Mourinho o la festa del Centenario? Il Liverpool o le maledizioni della Juve che, di suo, s’è portata a casa quattro punti su sei? In tempo di gatti neri sventolati come bandiere del destino crudele ed avverso, provate ad immaginare quale sia il vero gatto nero che ha attraversato la strada dell’Inter. A fine gennaio pareva che lo scudetto fosse già cosa sua, oggi sono tutti lì che tremano, Moratti che si permette un ostinato silenzio e anche ieri è andato a coccolare la squadra. Conti che non tornano, se una squadra che ha perso 4 partite in due campionati rischia di non vincere il secondo. Certo, una bella mano è venuta dal fantasma di Mourinho: da quando Moratti ha ricominciato a nasarlo, farlo contattare, insomma da quando l’altro gli ha fatto sapere i suoi onerosi desiderata, e Mancini l’ha scoperto, l’Inter ha cominciato una sbandata ormai diventata incontrollata. E sono stati nervi tesi, incomprensioni, mugugni.
Direte: l’idea Mourinho è affiorata fortemente dopo la batosta subita dal Liverpool. No, molto prima. Eppure anche il tecnico portoghese, un carismatico vincente, deve aver incrociato qualche portarogna. Il Chelsea, una volta liberatosi di lui, ha cominciato a filare come un treno: ha rischiato di vincere il campionato ed è in finale di Champions. Niente male. E comunque Mourinho resta il maggior candidato a sostituire Mancini.
No, quest’anno la corsa ad ostacoli dell’Inter è stata davvero piena di trappole. La sconfitta del Liverpool è stato uno tsunami: l’infortunio devastante a Cordoba nell’andata, i segnali che l’attacco cominciava ad incepparsi, lo sbotto di Mancini, la rabbia di Moratti, i rapporti definitivamente incrinati fra tecnico e presidente. La sfortuna capitata a Cordoba chiama la serie nera, questi sono fatti, di infortuni e infortunati, con la solita appendice dei rapporti disastrosi fra medico e allenatore. Tra dicembre e febbraio se ne sono rotti tre: nell’ordine Dacourt, Samuel e Cordoba. L’Inter è stata costretta a ricorrere alla campagna acquisti ed ha pescato Maniche che, calcisticamente, si è rivelato un buco nero, tanto che non verrà neppure convocato in nazionale agli europei.

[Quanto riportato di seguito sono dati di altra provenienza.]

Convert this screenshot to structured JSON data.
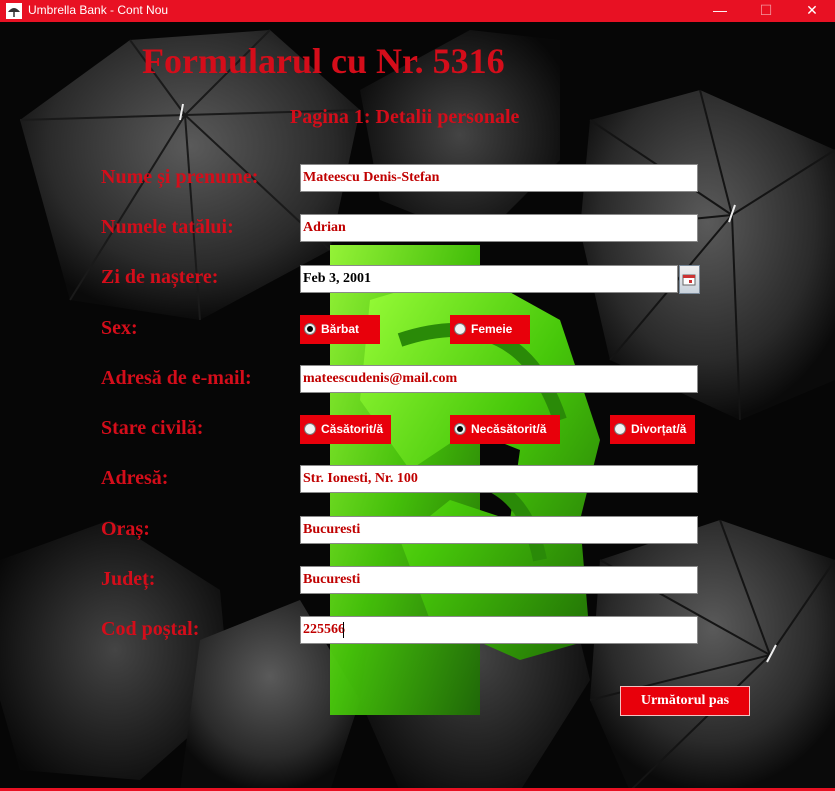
{
  "window": {
    "title": "Umbrella Bank - Cont Nou",
    "controls": {
      "minimize": "—",
      "maximize": "☐",
      "close": "✕"
    },
    "accent_color": "#e81123"
  },
  "form": {
    "title": "Formularul cu Nr. 5316",
    "page_subtitle": "Pagina 1: Detalii personale",
    "fields": {
      "full_name": {
        "label": "Nume și prenume:",
        "value": "Mateescu Denis-Stefan"
      },
      "father_name": {
        "label": "Numele tatălui:",
        "value": "Adrian"
      },
      "birth_date": {
        "label": "Zi de naștere:",
        "value": "Feb 3, 2001",
        "icon": "calendar-icon"
      },
      "sex": {
        "label": "Sex:",
        "options": [
          "Bărbat",
          "Femeie"
        ],
        "selected": "Bărbat"
      },
      "email": {
        "label": "Adresă de e-mail:",
        "value": "mateescudenis@mail.com"
      },
      "civil_status": {
        "label": "Stare civilă:",
        "options": [
          "Căsătorit/ă",
          "Necăsătorit/ă",
          "Divorțat/ă"
        ],
        "selected": "Necăsătorit/ă"
      },
      "address": {
        "label": "Adresă:",
        "value": "Str. Ionesti, Nr. 100"
      },
      "city": {
        "label": "Oraș:",
        "value": "Bucuresti"
      },
      "county": {
        "label": "Județ:",
        "value": "Bucuresti"
      },
      "postal_code": {
        "label": "Cod poștal:",
        "value": "225566"
      }
    },
    "next_button": "Următorul pas"
  },
  "colors": {
    "label_red": "#d40d1a",
    "input_text_red": "#c00000",
    "radio_bg": "#e8000b",
    "dollar_green": "#4cd80a"
  }
}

Forse ci voleva una maga per cancellare la maledizione: Materazzi, devastato dall’infortunio subito in nazionale e dal rigoraccio di domenica, il trio di cui sopra perduto fino al termine della stagione, Chivu rovinato ad una spalla che dovrà operare, Stankovic, Vieira, Cambiasso a turno fuori uso, Ibra a mezzo servizio e definitivamente messo in naftalina dal 29 marzo (salvo recuperarlo domenica solo per la panchina). Di tutto e di più. Sarebbe servito un esorcista. Piuttosto, sicuri che la tanto decantata festa del Centenario non abbia inciso la sua parte: di solito questi festeggiamenti non portano gran bene. L’Inter è esperta in materia, capitò anche nell’era Pellegrini. Quella settimana è cominciata con la sconfitta contro il Napoli, intervallata dal successo con la Reggina, conclusa con il disastro col Liverpool. Avveduti suiveurs nerazzurri avevano avvisato chi di dovere: una festa, tre giorni prima del Liverpool, non è cosa saggia. Nessuno ha ascoltato, Mancini si è imbufalito per le distrazioni, il patatrac è stato confezionato e alimentato. Già, ma non basta a spiegare tutto. Bisogna aggiungere la forza delle maledizioni juventine. Dietro le quinte ci ha pensato anche Moggi. Tutta roba ad alto potenziale. La gente bianconera non ha sopportato la strafottenza nerazzurra, quella vanteria sullo scudetto degli onesti. Il conto è stato saldato nelle due partite che hanno tolto molto all’Inter. A Torino pari e Figo con la gamba rotta per una scarpata di Nedved. A Milano la sconfitta più indigesta dell’anno. Infine domenica Del Piero ha segnato il pari contro il Catania, lasciando indirettamente al Parma qualche speranza e all’Inter un grattacapo in più.
Da ultimo la Roma: oggi sta a un passo dai nerazzurri. Ma quest’estate, battendoli in Supercoppa, aveva spiegato con onestà calcistica che l’Inter avrebbe visto le streghe. E forse serviva uno stregone.